A l’exempte de ses ancêtres, le duc Léopold considérait la chasse comme un délassement aussi noble qu’inoffensif, mais il disait qu’elle ne convenait qu’aux princes et aux seigneurs. Il voulait empêcher ses sujets de trop s’y adonner ; de perdre de vue par ce divertissement leurs affaires, leur commerce et leurs travaux journaliers et de préparer la ruine de leurs familles. Il n’avait rien de plus à cœur que d’affermir une bonne discipline et une bonne police dans ses États ; les ordonnances réglementaires du comte de Carlinford lui parurent insuffisantes pour atteindre ce but. Il les corrobora par de nouvelles dispositions d’autant mieux motivées que les délits de chasse étaient rarement réprimés par les officiers chargés du soin de les poursuivre.

 

 

Son ordonnance du 29 juin 1698 réorganise le corps de sa vénerie. Elle interdit aux grands gruyers, aux gruyers par­ticuliers, aux contrôleurs de gruerie, aux forestiers et aux autres préposés à la conservation de ses forêts, bois et buissons, la connaissance des faits de chasse, établit un directeur général et surintendant de ses chasses, dans toute l’étendue de son duché, le comte de Viange, conseiller d’Etat, maréchal de Lorraine et grand veneur, et institue dans chaque bailliage un capitaine des chasses placé sous les ordres du grand veneur et, dans chaque prévôté, des officiers garde-chasses subordonnés au capitaine.

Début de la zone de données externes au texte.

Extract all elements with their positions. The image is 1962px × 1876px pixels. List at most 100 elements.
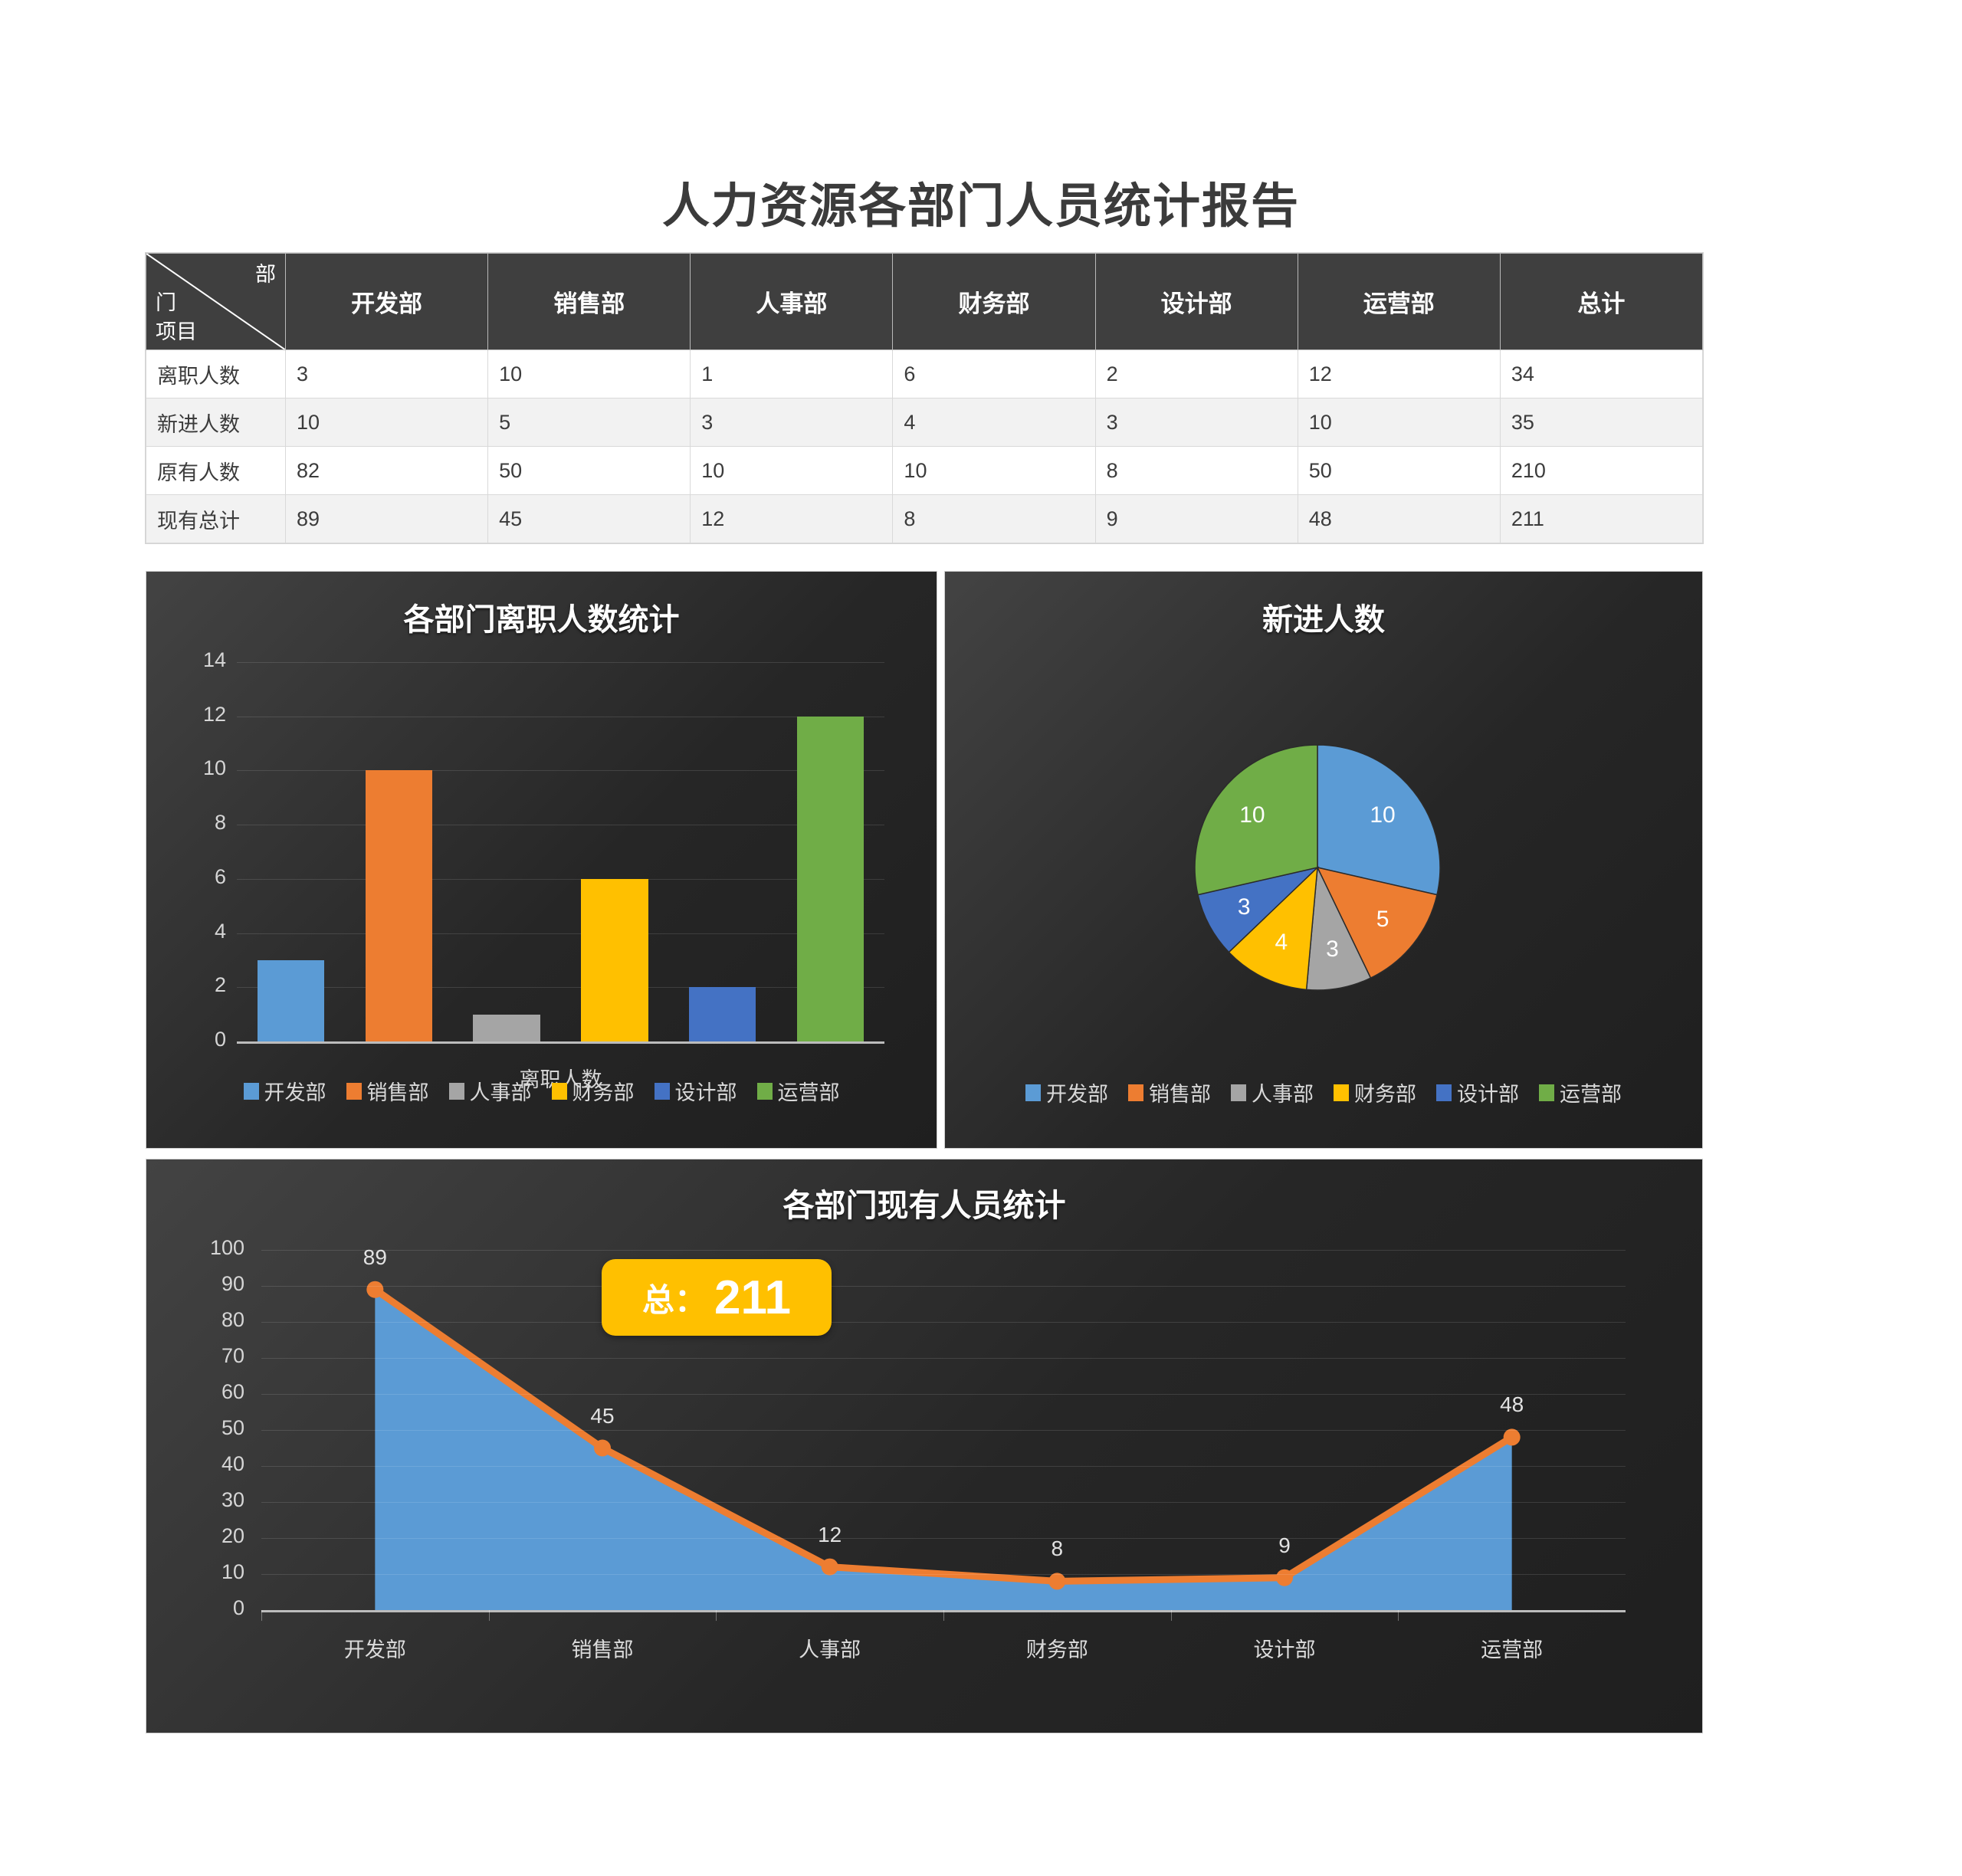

Cette ordonnance défend aux gardes forestiers de porter des armes à feu dans l'exercice de leurs fonctions et les autorise seulement à s’armer de « brins d’estock ». Les contraventions y sont punies d’amendes qui peuvent s’élever jusqu’à 7 000 francs quand les délinquants sont des ecclésiastiques, des gentilshommes ou des nobles. Il est défendu de chasser le cerf, la biche ou le faon, de même que le sanglier, qui était alors peu commun en Lorraine, tandis qu’à présent il infeste nos bois et nos campagnes et soulève contre lui toutes les popula­tions agricoles. On doit respecter les jeunes levrauts, les jeunes chevreuils, les œufs de perdrix, de gelinottes et de faisans. Cette dernière espèce de volatile a disparu à peu près en Lorraine. Les armes brisées sont prohibées : on ne peut ni les avoir dans son domicile ni les porter en cam­pagne. Les armuriers et les serruriers qui les fabriquent ou les vendent sont punis du fouet et de cinq années de ban­nissement.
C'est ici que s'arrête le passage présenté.